"Cooped up in your little precious cage, you had no ambition or interest to get out and gain some real combat experience. You only fought among yourselves, ingraining the bad habits I prepared for you into every drill and exercise you came up with.
"Whenever one of your so-called warriors left the Fringe to train, they would kill weaker enemies but get killed by skilled ones, ensuring that no one would realize my deception.
"As I said, you Rezars are conceited idiots who are happy to feed off the very hand you bleed." Dawn smirked from start to finish.
"Good gods!" Friya hadn’t planned to cut in, but she couldn’t stop herself. "Lith’s rule number three, never mess up with the person who prepares your meals."
"That’s a smart rule." Dawn nodded. "Long story short, heat rays are for close-quarter combat only. Unless you’re fighting a bunch of morons or targeting a building, off course.
"Constructs have to be used as long-distance weapons and shaped in a way you can use them like an extension of your being." A wave of her hand conjured golden stakes identical in shape and size to Nalrond’s.

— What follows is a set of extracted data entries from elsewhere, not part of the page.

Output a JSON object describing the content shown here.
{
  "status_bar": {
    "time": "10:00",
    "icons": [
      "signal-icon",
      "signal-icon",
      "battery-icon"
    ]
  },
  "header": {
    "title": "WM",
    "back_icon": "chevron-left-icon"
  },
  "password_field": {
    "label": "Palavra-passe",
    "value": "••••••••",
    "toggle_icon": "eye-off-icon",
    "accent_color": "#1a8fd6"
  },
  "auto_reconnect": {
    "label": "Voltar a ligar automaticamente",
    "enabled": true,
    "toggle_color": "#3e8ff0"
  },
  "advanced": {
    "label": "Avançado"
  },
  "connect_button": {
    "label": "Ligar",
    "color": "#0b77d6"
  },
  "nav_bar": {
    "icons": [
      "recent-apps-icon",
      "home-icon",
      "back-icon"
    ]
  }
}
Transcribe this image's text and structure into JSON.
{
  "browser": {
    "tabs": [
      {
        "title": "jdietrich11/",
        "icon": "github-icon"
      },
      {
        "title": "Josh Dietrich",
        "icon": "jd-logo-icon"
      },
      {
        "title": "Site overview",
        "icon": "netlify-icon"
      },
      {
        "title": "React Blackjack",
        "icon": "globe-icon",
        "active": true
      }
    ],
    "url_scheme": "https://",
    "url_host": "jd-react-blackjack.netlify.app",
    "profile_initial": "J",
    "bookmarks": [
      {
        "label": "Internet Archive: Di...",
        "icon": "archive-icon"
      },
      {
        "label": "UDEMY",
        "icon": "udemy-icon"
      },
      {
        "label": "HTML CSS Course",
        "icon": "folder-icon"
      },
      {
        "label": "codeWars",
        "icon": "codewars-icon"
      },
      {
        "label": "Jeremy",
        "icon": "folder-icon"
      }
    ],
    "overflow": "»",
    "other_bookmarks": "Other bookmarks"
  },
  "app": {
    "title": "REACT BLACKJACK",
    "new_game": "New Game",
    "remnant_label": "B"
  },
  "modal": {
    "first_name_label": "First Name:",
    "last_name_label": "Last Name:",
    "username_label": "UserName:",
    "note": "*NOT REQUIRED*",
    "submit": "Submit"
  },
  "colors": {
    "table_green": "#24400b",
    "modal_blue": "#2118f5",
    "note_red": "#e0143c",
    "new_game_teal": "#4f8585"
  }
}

Yet they moved like a swarm, coordinating their position and covering their flanks. When the Agni formed a hard-light barrier to protect himself just like Dawn had done a few minutes ago, the result was completely different.
Multiple stakes merged into one, focusing their power in precise spots of the barrier and compromising its structural integrity. As the cracks spread throughout the barrier, the remaining constructs pierced it with ease and nailed Nalrond to the floor.
Two stakes stopped millimeters away from his eyes, two more right beside his earholes, three near his mouth, and more than any man would have liked floated in front of his crotch.
"Like this." Dawn snapped her fingers, and the hard-light stakes disappeared.
"This..." The Agni stuttered his every word. "This means I have to forget everything and now learn how to fight from scratch!"
"And I’m the best teacher you could ask for." The Horseman nodded. "Don’t you feel lucky, little Rezar?"
Countless barbed remarks came to Nalrond’s mind, but he kept them all to himself.
"I hate you." He just said.
"The feeling is mutual." Dawn said with a disgusted grimace. "Are you going to learn, or do you want me to keep cleaning the floor with your body?"
"Teach me, please." The Agni sighed.
"That’s the attitude." She nodded. "Come at me. I’ll beat those bad habits out of your system."
"Wow. Your wife is a huge jerk, but she’s right." Friya said to Acala. "I can’t believe the Rezars never learned anything on their own in centuries. Dawn served them bullshit for breakfast, lunch, and dinner, and they eat it up."
"She’s not a jerk." The traitorous Ranger replied. "I am. And she has a name, just like your friend, Solus."
"Fine." Friya clicked her tongue. "Dawn is right. Happy now?"
"No, and I’m sorry for giving you attitude." Acala raised his hands in apology. "I’m just Lith’s guest, whereas you are his friend. I should be more polite with you."
"Apologies accepted." She replied, having a hard time picturing Zepho Acala like the monster Nalrond described.